Two major surgeries later, I am happy to report I am feeling better.
But, I am not healthy. I'm tired and continue to fend off health battles every week to make it through work.
To be honest, it's not fair to anyone. I haven't been able to give the Journal or you the readers my best. It's like an athlete taking the field or court when they know they aren't 100 percent.
I haven't been 100 percent for a long time and I need to try change that.
So, I am going back home to Mayville. My goal is to get back on my feet, eat right, begin proper sleep habits and do what I have to do to become healthy for the first time since I can remember.
This has been a decision that has eaten me alive for the past couple months. I want to be in Devils Lake, I want to be a newspaper reporter and I want to continue to work with officials, coaches and co-workers that I have built positive relationships with since I have been here.
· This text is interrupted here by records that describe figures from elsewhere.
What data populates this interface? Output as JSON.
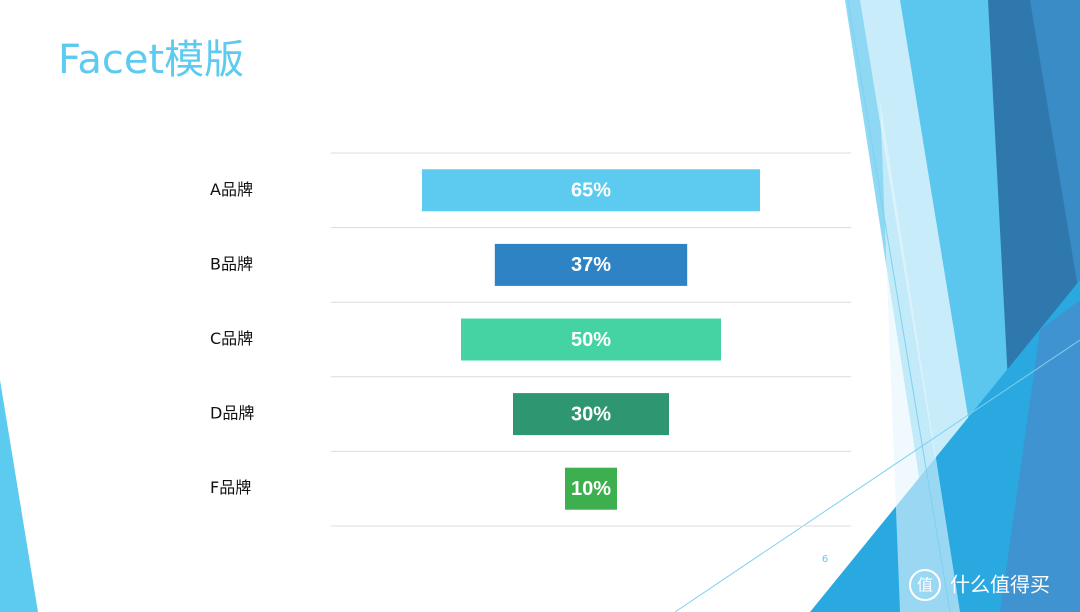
{
  "chart_data": {
    "type": "funnel",
    "title": "Facet模版",
    "categories": [
      "A品牌",
      "B品牌",
      "C品牌",
      "D品牌",
      "F品牌"
    ],
    "values": [
      65,
      37,
      50,
      30,
      10
    ],
    "value_labels": [
      "65%",
      "37%",
      "50%",
      "30%",
      "10%"
    ],
    "colors": [
      "#5ccbef",
      "#2e83c5",
      "#45d3a4",
      "#2e9670",
      "#3daf4e"
    ],
    "xlim": [
      0,
      100
    ]
  },
  "page_number": "6",
  "watermark": {
    "icon": "值",
    "text": "什么值得买"
  }
}
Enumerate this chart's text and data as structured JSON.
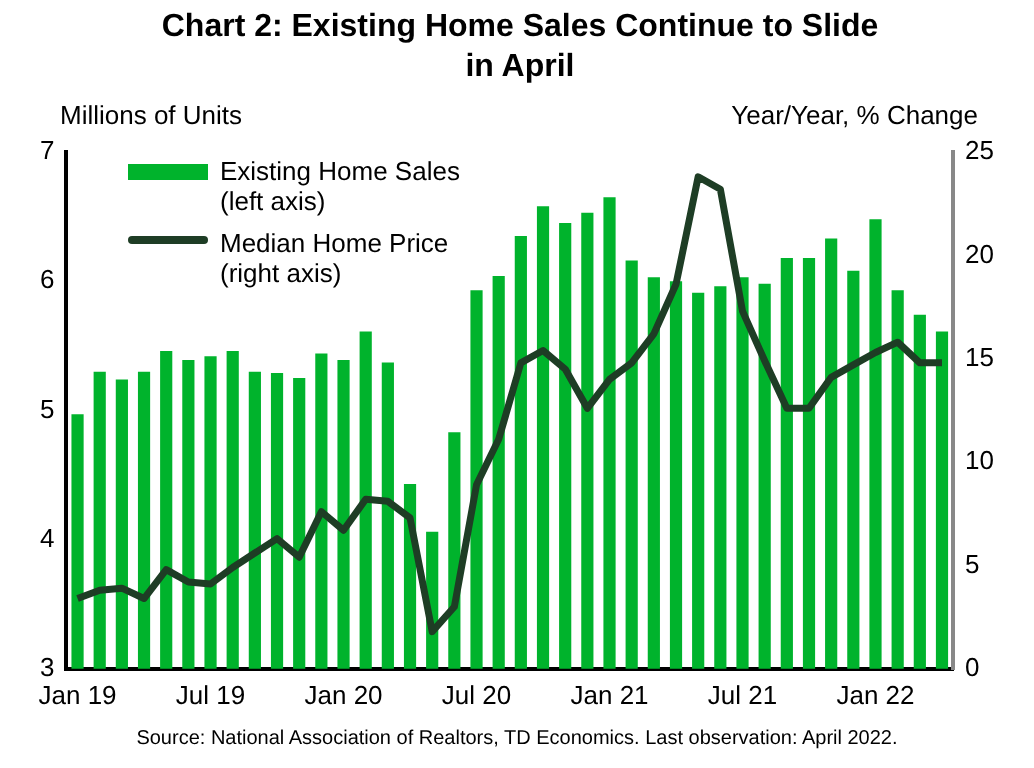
{
  "chart_data": {
    "type": "bar",
    "title": "Chart 2: Existing Home Sales Continue to Slide in April",
    "ylabel": "Millions of Units",
    "y2label": "Year/Year, % Change",
    "categories": [
      "Jan 19",
      null,
      null,
      null,
      null,
      null,
      "Jul 19",
      null,
      null,
      null,
      null,
      null,
      "Jan 20",
      null,
      null,
      null,
      null,
      null,
      "Jul 20",
      null,
      null,
      null,
      null,
      null,
      "Jan 21",
      null,
      null,
      null,
      null,
      null,
      "Jul 21",
      null,
      null,
      null,
      null,
      null,
      "Jan 22",
      null,
      null,
      null
    ],
    "series": [
      {
        "name": "Existing Home Sales (left axis)",
        "color": "#00b32c",
        "values": [
          4.97,
          5.3,
          5.24,
          5.3,
          5.46,
          5.39,
          5.42,
          5.46,
          5.3,
          5.29,
          5.25,
          5.44,
          5.39,
          5.61,
          5.37,
          4.43,
          4.06,
          4.83,
          5.93,
          6.04,
          6.35,
          6.58,
          6.45,
          6.53,
          6.65,
          6.16,
          6.03,
          6.0,
          5.91,
          5.96,
          6.03,
          5.98,
          6.18,
          6.18,
          6.33,
          6.08,
          6.48,
          5.93,
          5.74,
          5.61
        ]
      },
      {
        "name": "Median Home Price (right axis)",
        "type": "line",
        "axis": "y2",
        "color": "#1e3d25",
        "values": [
          3.4,
          3.8,
          3.9,
          3.4,
          4.8,
          4.2,
          4.1,
          4.9,
          5.6,
          6.3,
          5.4,
          7.6,
          6.7,
          8.2,
          8.1,
          7.3,
          1.8,
          3.0,
          8.9,
          11.1,
          14.8,
          15.4,
          14.5,
          12.6,
          14.0,
          14.8,
          16.2,
          18.6,
          23.8,
          23.2,
          17.3,
          14.9,
          12.6,
          12.6,
          14.1,
          14.7,
          15.3,
          15.8,
          14.8,
          14.8
        ]
      }
    ],
    "ylim": [
      3,
      7
    ],
    "yticks": [
      3,
      4,
      5,
      6,
      7
    ],
    "y2lim": [
      0,
      25
    ],
    "y2ticks": [
      0,
      5,
      10,
      15,
      20,
      25
    ],
    "grid": false,
    "legend": "top left",
    "marker": "none",
    "line_style": "solid",
    "annotations": [
      "Source: National Association of Realtors, TD Economics.  Last observation: April 2022."
    ]
  }
}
I NEED to take care of myself.
Through this process, I have been reminded why I hate making decisions. Sometimes, you wish could still be a fifth-grade student whose toughest choice is which sport to play at recess.
For now, I can't think about the decision any more. It's been made.
While I know I am going to miss all aspects of this community, job and social life, it is now my job to make the most of my new opportunities.
I begin slowly cleaning off my desk to head home for the night. Then I start thinking that it's not the decisions that we make for ourselves that determines our path.
Instead, it's about making the most out of that choice while constantly moving forward. That’s what I hope to do.